Jodeci's concept album lacks content



Jodeci (Uptown/MCA 11258)

There's nothing inherently wrong with concept albums; problems arise only when there's no real content to the concept. That seems the case with Jodeci's new album, "The Show, The After-Party, the Hotel." That the group can bring a certain measure of consciousness and class to sex-you-up R&B; is clear enough in sweet, slow-grind ballads like "Freek 'n You" and the sexy, sinuous "Get On Up." But let's face it -- even sex gets boring without context or variation, and Jodeci's concept provides little of either. Built around a fantasy in which the group gets swept into a netherworld of groupies and gratuitous partying, it pushes the notion of self-absorbed stardom to embarrassing new heights. Maybe next time they can skip the concept (and the silly, between-songs dramatic interludes) and simply focus on the music. Here's a suggestion: Call it "The Songs, the Album, the Hits."


Bruce Hornsby (RCA 66584)

A lot of people in popular music get by strictly on the basis of their songs, meaning that if there isn't magic in the chorus, the recording is a dead loss. Bruce Hornsby, though, is the kind of musician who can make even the slimmest of melodies seem fat with possibility, and he plays that strength to full advantage on "Hot House." His pianistic prowess is dazzling enough -- the percussive power and rich, singing tone he gets in "Spider Fingers" will impress even the casual listener -- but the album's greatest strength is the way Hornsby inspires the other players, leaving plenty of room in the jazzy "White Wheeled Limousine" for Bela Fleck and Pat Metheny to trade solos, and even giving Jerry Garcia a chance to stretch some in the surging, Doobie-ish "Cruise Control." There are several strong songs here, as "White Wheeled Limousine" and "The Tango King" are as catchy as any of Hornsby's best.


Original Soundtrack (Rhino/Turner Movie Classics 71964)

Even though most of us remember it in strictly cinematic terms, the fact is that "The Wizard of Oz" was a musical at heart.

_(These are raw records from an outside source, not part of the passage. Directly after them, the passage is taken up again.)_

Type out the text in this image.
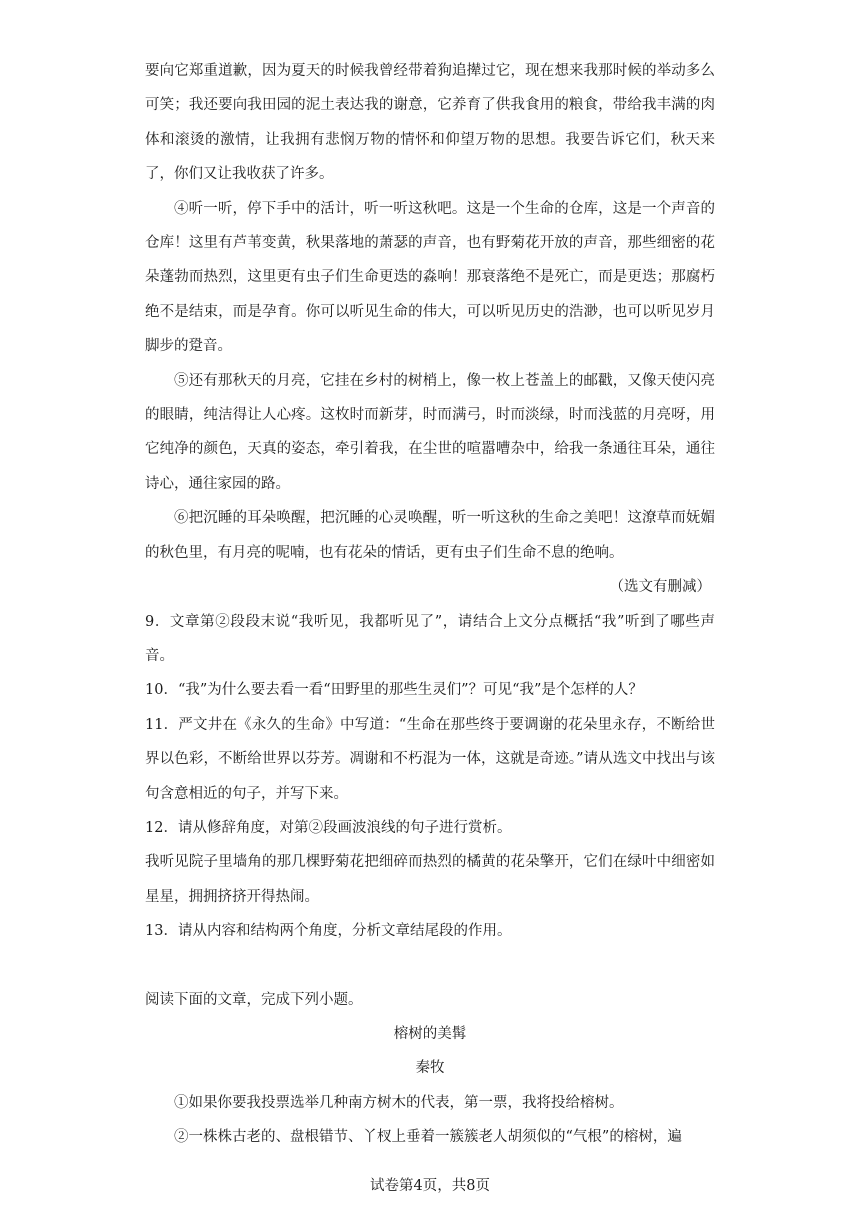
要向它郑重道歉，因为夏天的时候我曾经带着狗追撵过它，现在想来我那时候的举动多么可笑；我还要向我田园的泥土表达我的谢意，它养育了供我食用的粮食，带给我丰满的肉体和滚烫的激情，让我拥有悲悯万物的情怀和仰望万物的思想。我要告诉它们，秋天来了，你们又让我收获了许多。

④听一听，停下手中的活计，听一听这秋吧。这是一个生命的仓库，这是一个声音的仓库！这里有芦苇变黄，秋果落地的萧瑟的声音，也有野菊花开放的声音，那些细密的花朵蓬勃而热烈，这里更有虫子们生命更迭的淼响！那衰落绝不是死亡，而是更迭；那腐朽绝不是结束，而是孕育。你可以听见生命的伟大，可以听见历史的浩渺，也可以听见岁月脚步的跫音。

⑤还有那秋天的月亮，它挂在乡村的树梢上，像一枚上苍盖上的邮戳，又像天使闪亮的眼睛，纯洁得让人心疼。这枚时而新芽，时而满弓，时而淡绿，时而浅蓝的月亮呀，用它纯净的颜色，天真的姿态，牵引着我，在尘世的喧嚣嘈杂中，给我一条通往耳朵，通往诗心，通往家园的路。

⑥把沉睡的耳朵唤醒，把沉睡的心灵唤醒，听一听这秋的生命之美吧！这潦草而妩媚的秋色里，有月亮的呢喃，也有花朵的情话，更有虫子们生命不息的绝响。

（选文有删减）

9．文章第②段段末说“我听见，我都听见了”，请结合上文分点概括“我”听到了哪些声音。

10．“我”为什么要去看一看“田野里的那些生灵们”？可见“我”是个怎样的人？

11．严文井在《永久的生命》中写道：“生命在那些终于要调谢的花朵里永存，不断给世界以色彩，不断给世界以芬芳。凋谢和不朽混为一体，这就是奇迹。”请从选文中找出与该句含意相近的句子，并写下来。

12．请从修辞角度，对第②段画波浪线的句子进行赏析。

我听见院子里墙角的那几棵野菊花把细碎而热烈的橘黄的花朵擎开，它们在绿叶中细密如星星，拥拥挤挤开得热闹。

13．请从内容和结构两个角度，分析文章结尾段的作用。

阅读下面的文章，完成下列小题。

榕树的美髯

秦牧

①如果你要我投票选举几种南方树木的代表，第一票，我将投给榕树。

②一株株古老的、盘根错节、丫杈上垂着一簇簇老人胡须似的“气根”的榕树，遍

试卷第4页，共8页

Just how much skill went into crafting that musical, however, has never been as obvious as with "The Wizard of Oz: Deluxe Edition." Although anyone familiar with the film will delight in again hearing such familiar favorites as "Over the Rainbow," "Ding-Dong! The Witch Is Dead" and "We're Off to See the Wizard," serious students of the film will be thrilled by the amount of new material included in this double-disc set. Not only are there outtakes and rehearsal tapes (including a lovely, unused reprise of "Over the Rainbow" and a much clearer version of the Munchkin feature "The Lollipop Guild"), but many of the orchestral pieces are offered in extended versions. All told, it's the next best thing to heading down the yellow brick road yourself!


Kenny Garrett (Warner Bros. 45731)

There are few more exacting tests of a saxophonist's abilities than to record with a piano-less trio. Then again, there are few saxophonists who can make that task seem as easy as Kenny Garrett does on "Triology." Working from a songbook that draws as much from Cole Porter as it does from John Coltrane, Garrett displays a masterful command of melodic manipulation, stretching the material to its limits without rendering it too abstract to follow. But as much as his lithe, insightful approach brings to such tunes as "Giant Steps" and "Night and Day," it's the subtle power of the rhythm section that ultimately makes this album a winner. Like Ron Carter and Tony Williams, Kiyoshi Kitagawa and Brian Blade bring an admirable mix of strength and subtlety to their rhythm work, fleshing out the musical possibilities so precisely that it's sometimes hard to believe that "Triology" is the work of three people.